Nearly an oath of wrath escaped his mouth, but he kept his control.

”Janet, you know what kind of a man he is,” he said. ”You know what I feel against him, and father, and all our friends, and the town. And the whole town, too, will probably hear of this, with a lot of gossip added that isn't true.”

”But I met him accidentally.”

”You didn't have to chat with him like an old friend.”

Janet Hosmer gave him a slow, meditative look.

”How do you know how I talked with him?”

”You talked with him. That in itself was too much.”

”I don't view it in that light,” she responded. ”He was perfectly civil. Whatever public opinion may be regarding the shooting, I know he killed the man in self-defence. So that's nothing against him. You would have done the same in his place.”
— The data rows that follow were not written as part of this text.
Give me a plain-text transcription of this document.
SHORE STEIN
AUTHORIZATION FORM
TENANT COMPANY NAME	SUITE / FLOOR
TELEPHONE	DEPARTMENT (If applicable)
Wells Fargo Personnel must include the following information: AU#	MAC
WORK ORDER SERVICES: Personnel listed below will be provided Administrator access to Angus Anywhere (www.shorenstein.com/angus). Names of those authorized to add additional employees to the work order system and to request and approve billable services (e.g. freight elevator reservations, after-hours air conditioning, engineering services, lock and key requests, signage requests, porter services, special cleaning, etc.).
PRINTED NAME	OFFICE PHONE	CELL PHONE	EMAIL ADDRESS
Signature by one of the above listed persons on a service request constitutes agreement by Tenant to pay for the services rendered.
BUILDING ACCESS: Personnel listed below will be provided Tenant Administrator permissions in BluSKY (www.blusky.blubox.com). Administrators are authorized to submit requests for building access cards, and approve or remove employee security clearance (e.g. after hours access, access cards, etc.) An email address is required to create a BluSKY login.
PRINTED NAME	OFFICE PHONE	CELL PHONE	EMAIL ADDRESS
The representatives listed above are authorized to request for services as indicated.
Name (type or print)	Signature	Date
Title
Ed Sorenson leaned towards her.

”You were mistaken, Janet. I've said before that I feared you were, but the prosecuting attorney has witnesses to the gun-play that he's dug up. Martinez saw nothing; how could he from inside the office? And remember that you're only a girl, Janet; in the darkness and with the excitement you were confused. I haven't a doubt this scoundrel Weir made you believe you saw what never occurred, when you appeared in Martinez' office. When you've thought it over, you'll realize that yourself. These new witnesses tell just the reverse of what you fancied happened. I'm going to see that you're away from San Mateo when the man's tried, as he will be.”

No reply coming from her, he continued:

”He deceived you then and he'll endeavor to poison your mind right along. You're too trustful. Now, I was angry at first, but if there was anything in this meeting to-night that was out of the way, it was his doing, I know. If he got familiar with you, as Burkhardt hinted----”

”Well?”

”I'll kill the dog with my own hands!”

”You may rest easy. His conduct was irreproachable, Mr. Burkhardt to the contrary.”

Sorenson regarded her in perplexity, divided between anger and doubts.

Too, a new feeling unaccountably sprang into his breast--jealousy. In the end apprehension all at once filled his mind, darkening his face and bringing down his brows.

Uneasy as at first he had been after the row in the restaurant, he had eventually dismissed the matter from his mind, for no rumor of it had reached San Mateo. Neither Weir nor Johnson, the girl's father, had blabbed of it, so his alarm pa.s.sed; they didn't want to talk of it for the girl's sake, any more than he wished it known, was his grinning conclusion. The deuce would have been to pay if Janet had got wind of the business. But now his fears came winging back a hundred-fold as he stared at her.

”What did he say to you?” he asked, in a tense voice.